Este edifício era da propriedade de Abílio Loureiro Dias, que o arrendou a José Luis de Couto Querido. Este instalou o casino que foi destruído por um grande incêndio em 21/8/1919.


“A história deste clube, que começou por ser uma sociedade recreativa (Sociedade Nova Euterpe, fundada em 29 de agosto de 1869) para se tornar num clube burguês, está intimamente ligada à própria história da cidade do Porto, identificando-se especialmente com as suas atividades culturais e cívicas. Ainda hoje os ideais desta associação mantêm uma "cultura da pluralidade", recebendo e promovendo actividades culturais e artísticas num clube privado aberto à cidade. Esta tendência de disponibilizar ao exterior o usufruto de alguns dos seus espaços remonta às suas origens, no século XIX. 
A primeira sede desta sociedade, na Rua da Porta do Sol, foi mais tarde substituída, a 31 de maio de 1885,por um edifício mais apropriado, situado na Rua de Passos Manuel, no centro da Baixa portuense. 
Detém na sua biblioteca mais de 80 mil volumes e possui um museu privativo.” (Infopédia)

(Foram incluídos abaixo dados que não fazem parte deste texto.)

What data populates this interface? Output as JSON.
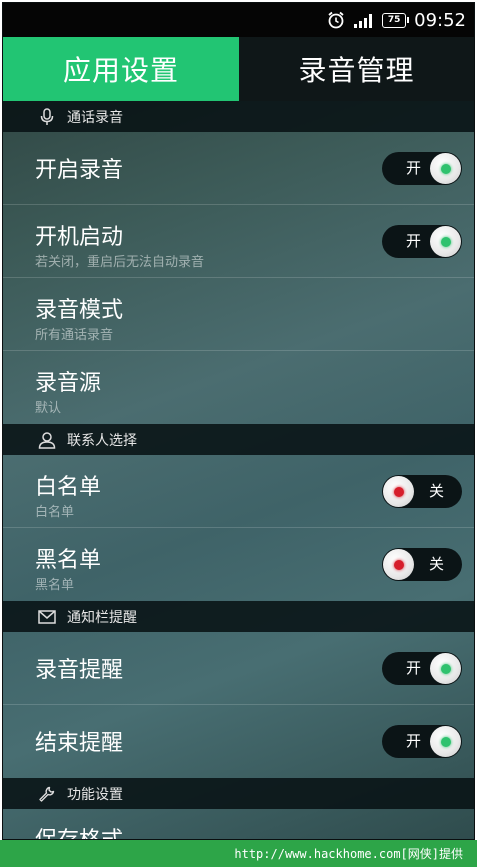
{
  "status_bar": {
    "battery": "75",
    "time": "09:52"
  },
  "tabs": [
    {
      "label": "应用设置",
      "active": true
    },
    {
      "label": "录音管理",
      "active": false
    }
  ],
  "sections": [
    {
      "title": "通话录音",
      "icon": "microphone-icon",
      "items": [
        {
          "title": "开启录音",
          "subtitle": "",
          "toggle": "开",
          "on": true
        },
        {
          "title": "开机启动",
          "subtitle": "若关闭，重启后无法自动录音",
          "toggle": "开",
          "on": true
        },
        {
          "title": "录音模式",
          "subtitle": "所有通话录音"
        },
        {
          "title": "录音源",
          "subtitle": "默认"
        }
      ]
    },
    {
      "title": "联系人选择",
      "icon": "person-icon",
      "items": [
        {
          "title": "白名单",
          "subtitle": "白名单",
          "toggle": "关",
          "on": false
        },
        {
          "title": "黑名单",
          "subtitle": "黑名单",
          "toggle": "关",
          "on": false
        }
      ]
    },
    {
      "title": "通知栏提醒",
      "icon": "envelope-icon",
      "items": [
        {
          "title": "录音提醒",
          "subtitle": "",
          "toggle": "开",
          "on": true
        },
        {
          "title": "结束提醒",
          "subtitle": "",
          "toggle": "开",
          "on": true
        }
      ]
    },
    {
      "title": "功能设置",
      "icon": "wrench-icon",
      "items": [
        {
          "title": "保存格式"
        }
      ]
    }
  ],
  "footer": {
    "text": "http://www.hackhome.com[网侠]提供"
  },
  "colors": {
    "accent": "#22c573",
    "toggle_on_dot": "#2fc26e",
    "toggle_off_dot": "#d61e2b",
    "footer_bg": "#2da548"
  }
}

Foto dos anos 40 do séc. XX


O Clube de Leça foi fundado em 1/9/1884 na casa de Gustavo Adolfo de Sousa Oliveira, tendo pouco depois passado para uma casa pertencente a José Nogueira Pinto, onde esteve atá 1914. Após ter passado por várias dificuldades, mudou em 1938 para o local onde ainda hoje se encontra. Durante a sua existência lá se realizaram muitas sessões culturais, concertos, reuniões dançantes, excelente serviço de restaurante. Por lá passaram alguns dos maiores artistas musicais nacionais e estrangeiros, destacando-se Óscar da Silva e Guilhermina Suggia. Mas muitos outros vultos do teatro, literatura e outras actividades culturais por lá passaram. 
Depois e uma grande crise durante os anos 80 e 90, o clube “renasceu” pela entrada de novos sócios interessados em dinamizar o clube. 
Hoje está em plena actividade, sobretudo no Verão, com a presença de muitos sócios e de seus filhos, atraídos pela piscina. 


O Brig. Nunes da Ponte fala-nos no Clube de Leça em 16/2/1901: “para as festas e reuniões onde se dançasse, mesmo nos clubes ou casinos de verão, era rigorosamente exigido o uso de luvas. Nos bailes calçavam-se luvas brancas. 
Nenhum rapaz convidava qualquer senhora para dançar sem que previamente tivesse sido apresentado aos pais ou pessoas de família que as acompanhassem, e durante as festas as mamãs sentavam-se geralmente junto das suas filhas, cujos passos pressurosamente vigiavam”.